Dalam hal ini, gangguan jiwa psikopat atau antisosial termasuk dalam
kategori B. Kriteria antisosial yang dijelaskan dalam DSM-IV, memiliki ciri suka
berbohong, sering melanggar norma hukum, serta tidak ada penyesalan seperti
yang ditunjukkan oleh sikap acuh tak acuh atau mencari-cari alasan telah disakiti,
dianiaya oleh orang lain, terdapat adanya gangguan tingkah laku dengan waktu
permulaan penyakitnya sebelum berusia 15 tahun. Seseorang yang memiliki
gangguan kepribadian psikopat ini memang tidak bisa diidentifikasi secara pasti,
namun gangguan ini diprediksi timbul karena pengaruh genetik dan pengalaman
traumatis masa kecil.
Dengan itu, sudah seharusnya orang yang berbuat tindak pidana untuk
diproses melalui hukum dan mendapatkan hukuman yang sesuai. Tetapi pada
kenyataannya, di kasus-kasus tertentu, penanganan dengan cara yang khusus
dapat dilakukan. Pengurangan, penambahan bahkan penghapusan pun dapat terjadi
dalam prosesnya.
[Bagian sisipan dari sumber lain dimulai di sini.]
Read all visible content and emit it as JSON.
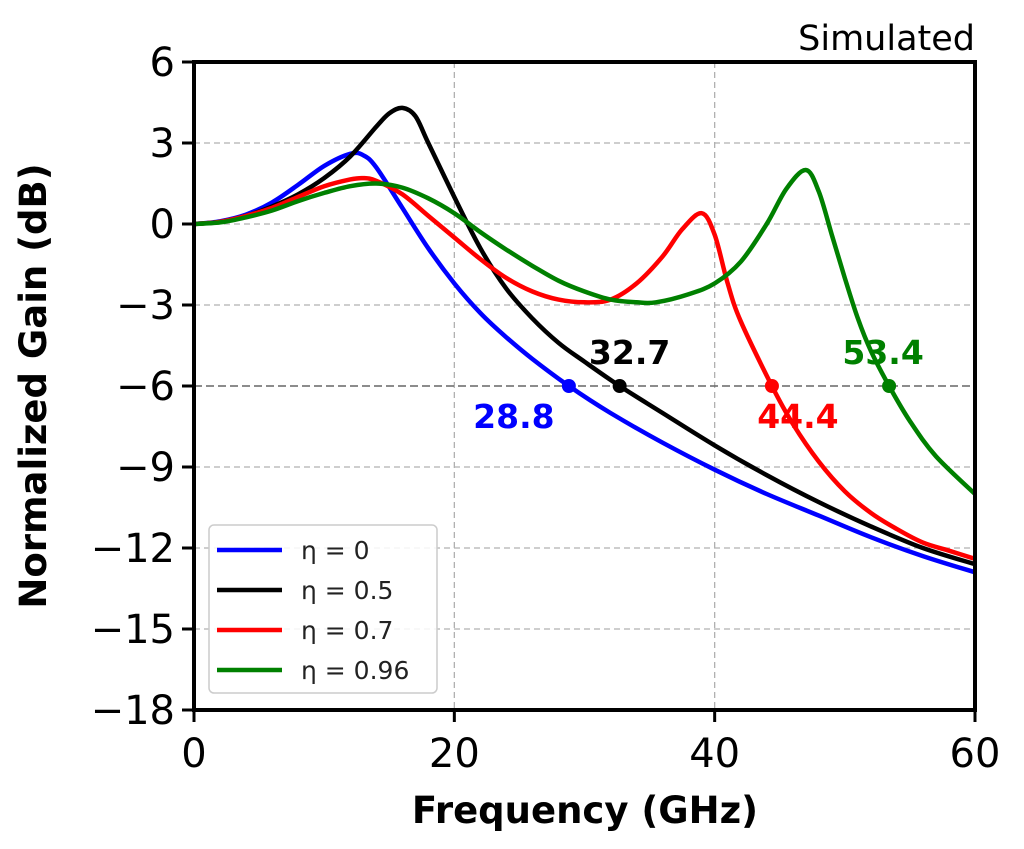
{
  "chart_data": {
    "type": "line",
    "title": "Simulated",
    "xlabel": "Frequency (GHz)",
    "ylabel": "Normalized Gain (dB)",
    "xlim": [
      0,
      60
    ],
    "ylim": [
      -18,
      6
    ],
    "xticks": [
      0,
      20,
      40,
      60
    ],
    "xtick_labels": [
      "0",
      "20",
      "40",
      "60"
    ],
    "yticks": [
      6,
      3,
      0,
      -3,
      -6,
      -9,
      -12,
      -15,
      -18
    ],
    "ytick_labels": [
      "6",
      "3",
      "0",
      "−3",
      "−6",
      "−9",
      "−12",
      "−15",
      "−18"
    ],
    "grid": true,
    "reference_line_y": -6,
    "legend_position": "lower-left",
    "series": [
      {
        "name": "η = 0",
        "color": "#0000ff",
        "x": [
          0,
          2,
          4,
          6,
          8,
          10,
          12,
          13,
          14,
          16,
          18,
          20,
          22,
          24,
          26,
          28.8,
          32,
          36,
          40,
          44,
          48,
          52,
          56,
          60
        ],
        "y": [
          0,
          0.1,
          0.35,
          0.8,
          1.45,
          2.15,
          2.6,
          2.55,
          2.1,
          0.6,
          -0.9,
          -2.2,
          -3.3,
          -4.2,
          -5.0,
          -6.0,
          -7.0,
          -8.1,
          -9.1,
          -10.0,
          -10.8,
          -11.6,
          -12.3,
          -12.9
        ]
      },
      {
        "name": "η = 0.5",
        "color": "#000000",
        "x": [
          0,
          2,
          4,
          6,
          8,
          10,
          12,
          14,
          15,
          16,
          17,
          18,
          20,
          22,
          24,
          26,
          28,
          30,
          32.7,
          36,
          40,
          44,
          48,
          52,
          56,
          60
        ],
        "y": [
          0,
          0.08,
          0.3,
          0.65,
          1.1,
          1.7,
          2.5,
          3.6,
          4.1,
          4.3,
          4.0,
          3.0,
          1.0,
          -0.9,
          -2.4,
          -3.5,
          -4.4,
          -5.1,
          -6.0,
          -7.0,
          -8.2,
          -9.3,
          -10.3,
          -11.2,
          -12.0,
          -12.6
        ]
      },
      {
        "name": "η = 0.7",
        "color": "#ff0000",
        "x": [
          0,
          2,
          4,
          6,
          8,
          10,
          12,
          13,
          14,
          16,
          18,
          20,
          22,
          24,
          26,
          28,
          30,
          32,
          34,
          36,
          37.5,
          39,
          40,
          41,
          42,
          44.4,
          46,
          48,
          50,
          52,
          54,
          56,
          58,
          60
        ],
        "y": [
          0,
          0.08,
          0.3,
          0.6,
          1.0,
          1.4,
          1.65,
          1.7,
          1.6,
          1.1,
          0.3,
          -0.5,
          -1.3,
          -2.0,
          -2.5,
          -2.8,
          -2.9,
          -2.8,
          -2.2,
          -1.2,
          -0.2,
          0.4,
          -0.4,
          -2.2,
          -3.6,
          -6.0,
          -7.4,
          -8.8,
          -9.9,
          -10.7,
          -11.3,
          -11.8,
          -12.1,
          -12.4
        ]
      },
      {
        "name": "η = 0.96",
        "color": "#008000",
        "x": [
          0,
          2,
          4,
          6,
          8,
          10,
          12,
          14,
          16,
          18,
          20,
          22,
          24,
          26,
          28,
          30,
          32,
          34,
          35.5,
          38,
          40,
          42,
          44,
          45.5,
          47,
          48,
          49,
          50,
          51,
          52,
          53.4,
          55,
          57,
          60
        ],
        "y": [
          0,
          0.06,
          0.25,
          0.5,
          0.85,
          1.15,
          1.4,
          1.5,
          1.35,
          0.95,
          0.4,
          -0.3,
          -0.95,
          -1.55,
          -2.1,
          -2.5,
          -2.8,
          -2.9,
          -2.9,
          -2.6,
          -2.2,
          -1.4,
          0.0,
          1.3,
          2.0,
          1.2,
          -0.4,
          -2.0,
          -3.5,
          -4.7,
          -6.0,
          -7.3,
          -8.6,
          -10.0
        ]
      }
    ],
    "annotations": [
      {
        "text": "28.8",
        "x": 28.8,
        "y": -6,
        "color": "#0000ff",
        "position": "below-left"
      },
      {
        "text": "32.7",
        "x": 32.7,
        "y": -6,
        "color": "#000000",
        "position": "above"
      },
      {
        "text": "44.4",
        "x": 44.4,
        "y": -6,
        "color": "#ff0000",
        "position": "below"
      },
      {
        "text": "53.4",
        "x": 53.4,
        "y": -6,
        "color": "#008000",
        "position": "above-left"
      }
    ]
  }
}
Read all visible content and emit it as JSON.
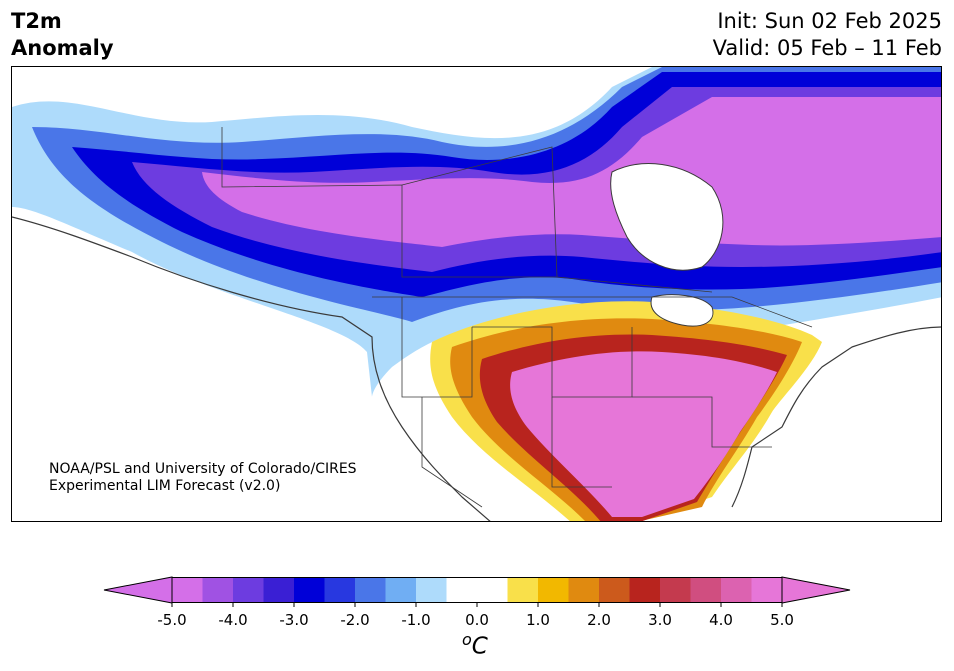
{
  "title": {
    "line1": "T2m",
    "line2": "Anomaly"
  },
  "dates": {
    "init": "Init: Sun 02 Feb 2025",
    "valid": "Valid: 05 Feb – 11 Feb"
  },
  "credit": {
    "line1": "NOAA/PSL and University of Colorado/CIRES",
    "line2": "Experimental LIM Forecast (v2.0)"
  },
  "colorbar": {
    "unit_prefix": "o",
    "unit_main": "C",
    "tick_labels": [
      "-5.0",
      "-4.0",
      "-3.0",
      "-2.0",
      "-1.0",
      "0.0",
      "1.0",
      "2.0",
      "3.0",
      "4.0",
      "5.0"
    ],
    "colors": [
      "#d46fe8",
      "#a052e3",
      "#6d3ce0",
      "#3a1fd4",
      "#0000d8",
      "#2838e0",
      "#4a76e8",
      "#70aef3",
      "#aedbfb",
      "#ffffff",
      "#ffffff",
      "#f9e04a",
      "#f2b800",
      "#e08a10",
      "#cc5a1c",
      "#b8241e",
      "#c43a4e",
      "#d04e80",
      "#dc62b0",
      "#e676d8"
    ],
    "extend_low_color": "#d46fe8",
    "extend_high_color": "#e676d8"
  },
  "map": {
    "land_color": "#ffffff",
    "border_color": "#3a3a3a"
  }
}
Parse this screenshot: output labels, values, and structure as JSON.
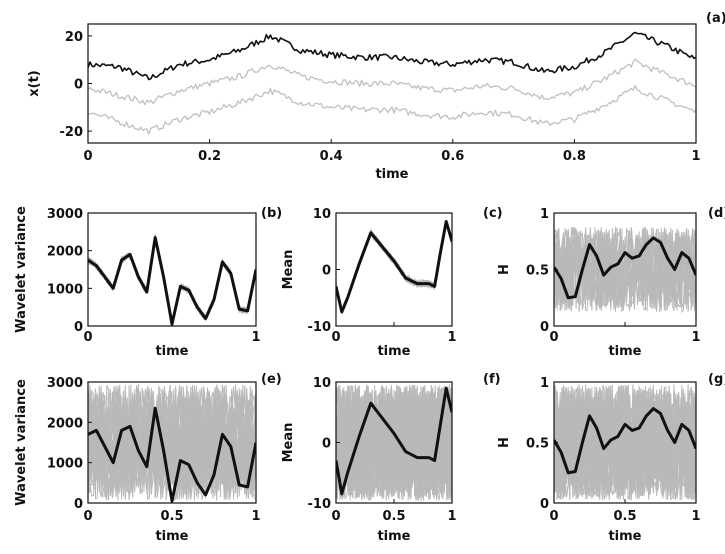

Pada praktiknya saat di persidangan, hakim juga dapat
menghadirkan ahli terkait masalah yang dihadapi. Ahli yang berpengalaman tersebut
dalam kasus ini ditugaskan untuk membuktikan seseorang mengidap gangguan
kejiwaan dan kemungkinan potensi-potensi kelainan lainnya.
Psikiater adalah salah satu ahli yang telah disebutkan diatas. Seseorang tidak
bisa menjadi psikiater tanpa kualifikasi sebagai dokter. Di dalam kedokteran, psikiatri
secara sederhana didefinisikan sebagai cabang yang menangani 'penyakit mental'
(sekarang lebih sering disebut gangguan 'psikiatri') (Burns, 2006). Psikiater dalam
hal ini memiliki kemampuan lebih dalam untuk mendeteksi suatu penyakit mental
dengan menilai beberapa gejala yang dialami seseorang dalam kurun waktu yang
beragam.
Sebagai negara hukum, Indonesia tentu juga harus ikut serta dalam
meningkatkan perlindungan hukum dan kesejahteraan seseorang yang sedang
mengalami gangguan jiwa, karena bagaimanapun, orang-orang dengan gangguan
jiwa sangat bergantung kepada dukungan dari negara pula, dari aturan- aturan dan
kebijakan yang dibuat. Disinilah peran hukum dan negara diperlukan untuk memutus
stigma, mensejahterakan, menjunjung tinggi keadilan dan mempertahankan hak-hak
Orang Dengan Gangguan Jiwa (ODGJ).
Berdasarkan latar belakang diatas, rumusan masalah yang akan dikaji dalam
penelitian ini dirumuskan sebagai berikut, bagaimana pertanggungjawaban pelaku
tindak pidana anak yang mengalami gangguan jiwa? Dan, bagaimana perlindungan
hukum terhadap pelaku tindak pidana anak yang mengalami gangguan jiwa?